17/04/2026 Por Portal Tabatinga Brasil

Entenda novas regras para guarda compartilhada de pets em caso de divórcio

Entenda novas regras para guarda compartilhada de pets em caso de divórcio

Lei estabelece critérios para custódia, divisão de despesas e perda de propriedade em situações de violência ou maus-tratos.

Uma nova lei brasileira, publicada nesta sexta-feira (17), redefiniu as condições e critérios para guarda compartilhada de animais de estimação Brasil. A medida deve afetar casos de divórcio ou dissolução de união estável.

A norma foi publicada no Diário Oficial da União e determina que, na ausência de acordo entre as partes, a Justiça definirá os termos da custódia e a divisão das despesas de manutenção de forma equilibrada.

Critérios para a definição da custódia

A nova legislação define que os animais que conviveram com o casal, durante o período do casamento ou da união estável, automaticamente, são propriedade comum de ambos.

Na definição sobre o tempo em que cada um ficará com o pet, a Justiça deverá levar em consideração a disponibilidade de tempo de cada uma das partes, além das condições de zelo, sustento e adequação do ambiente de moradia.

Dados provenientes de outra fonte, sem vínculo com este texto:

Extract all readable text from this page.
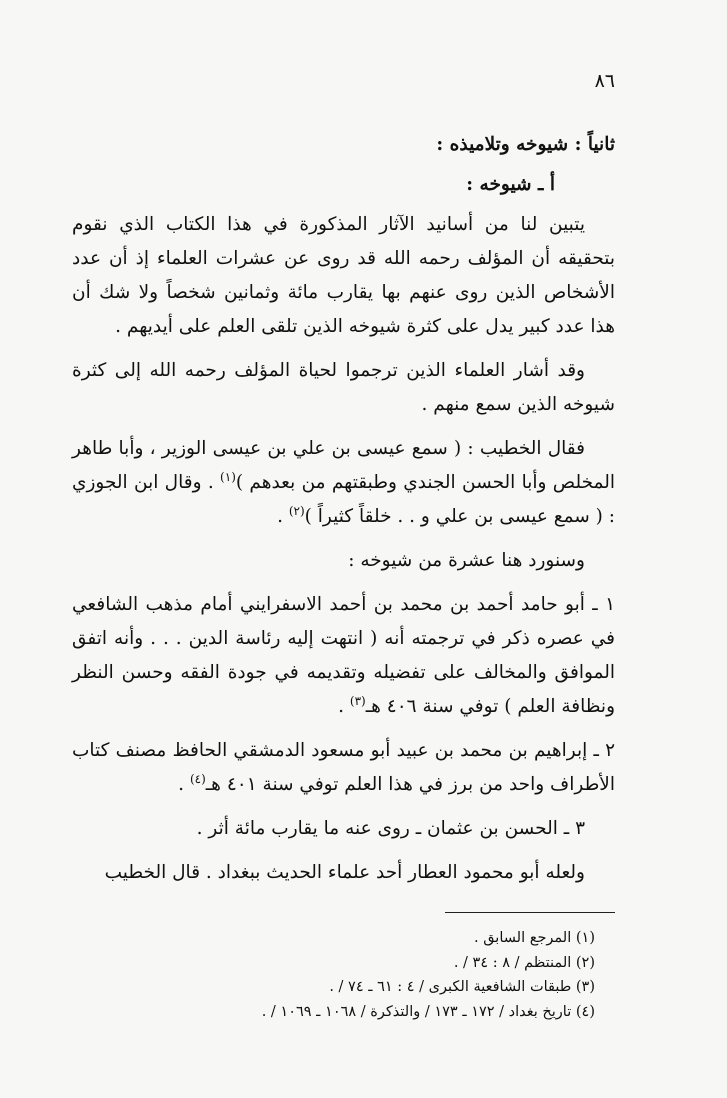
٨٦

ثانياً : شيوخه وتلاميذه :

أ ـ شيوخه :

يتبين لنا من أسانيد الآثار المذكورة في هذا الكتاب الذي نقوم بتحقيقه أن المؤلف رحمه الله قد روى عن عشرات العلماء إذ أن عدد الأشخاص الذين روى عنهم بها يقارب مائة وثمانين شخصاً ولا شك أن هذا عدد كبير يدل على كثرة شيوخه الذين تلقى العلم على أيديهم .

وقد أشار العلماء الذين ترجموا لحياة المؤلف رحمه الله إلى كثرة شيوخه الذين سمع منهم .

فقال الخطيب : ( سمع عيسى بن علي بن عيسى الوزير ، وأبا طاهر المخلص وأبا الحسن الجندي وطبقتهم من بعدهم )$^{(١)}$ . وقال ابن الجوزي : ( سمع عيسى بن علي و . . خلقاً كثيراً )$^{(٢)}$ .

وسنورد هنا عشرة من شيوخه :

١ ـ أبو حامد أحمد بن محمد بن أحمد الاسفرايني أمام مذهب الشافعي في عصره ذكر في ترجمته أنه ( انتهت إليه رئاسة الدين . . . وأنه اتفق الموافق والمخالف على تفضيله وتقديمه في جودة الفقه وحسن النظر ونظافة العلم ) توفي سنة ٤٠٦ هـ$^{(٣)}$ .

٢ ـ إبراهيم بن محمد بن عبيد أبو مسعود الدمشقي الحافظ مصنف كتاب الأطراف واحد من برز في هذا العلم توفي سنة ٤٠١ هـ$^{(٤)}$ .

٣ ـ الحسن بن عثمان ـ روى عنه ما يقارب مائة أثر .

ولعله أبو محمود العطار أحد علماء الحديث ببغداد . قال الخطيب

(١) المرجع السابق .
(٢) المنتظم / ٨ : ٣٤ / .
(٣) طبقات الشافعية الكبرى / ٤ : ٦١ ـ ٧٤ / .
(٤) تاريخ بغداد / ١٧٢ ـ ١٧٣ / والتذكرة / ١٠٦٨ ـ ١٠٦٩ / .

Divisão de custos e despesas veterinárias

A diferenciação entre as responsabilidades financeiras dos tutores também está designada na lei.

Os gastos cotidianos com alimentação e higiene são de responsabilidade de quem estiver com o animal em sua companhia no momento.

As despesas de manutenção como consultas veterináriasinternações e medicamentos, por exemplo, terão de ser divididas igualmente entre as partes.

Restrições e perda da propriedade

Em casos que o magistrado identifique risco ou histórico de violência doméstica ou familiar, assim como maus-tratos, a concessão de guarda compartilhada será proibida.

O descumprimento injustificado e reiterado dos termos estabelecidos para a convivência, a partir de agora, acarretará a perda definitiva da propriedade do animal.

Quem renunciar ao compartilhamento do pet também perderá e o direito sobre o animal. Contudo, em caso de dívidas relativas ao pet acumuladas até a data da desistência, a parte desistente terá que liquidar o compromisso financeiro antes da renúncia.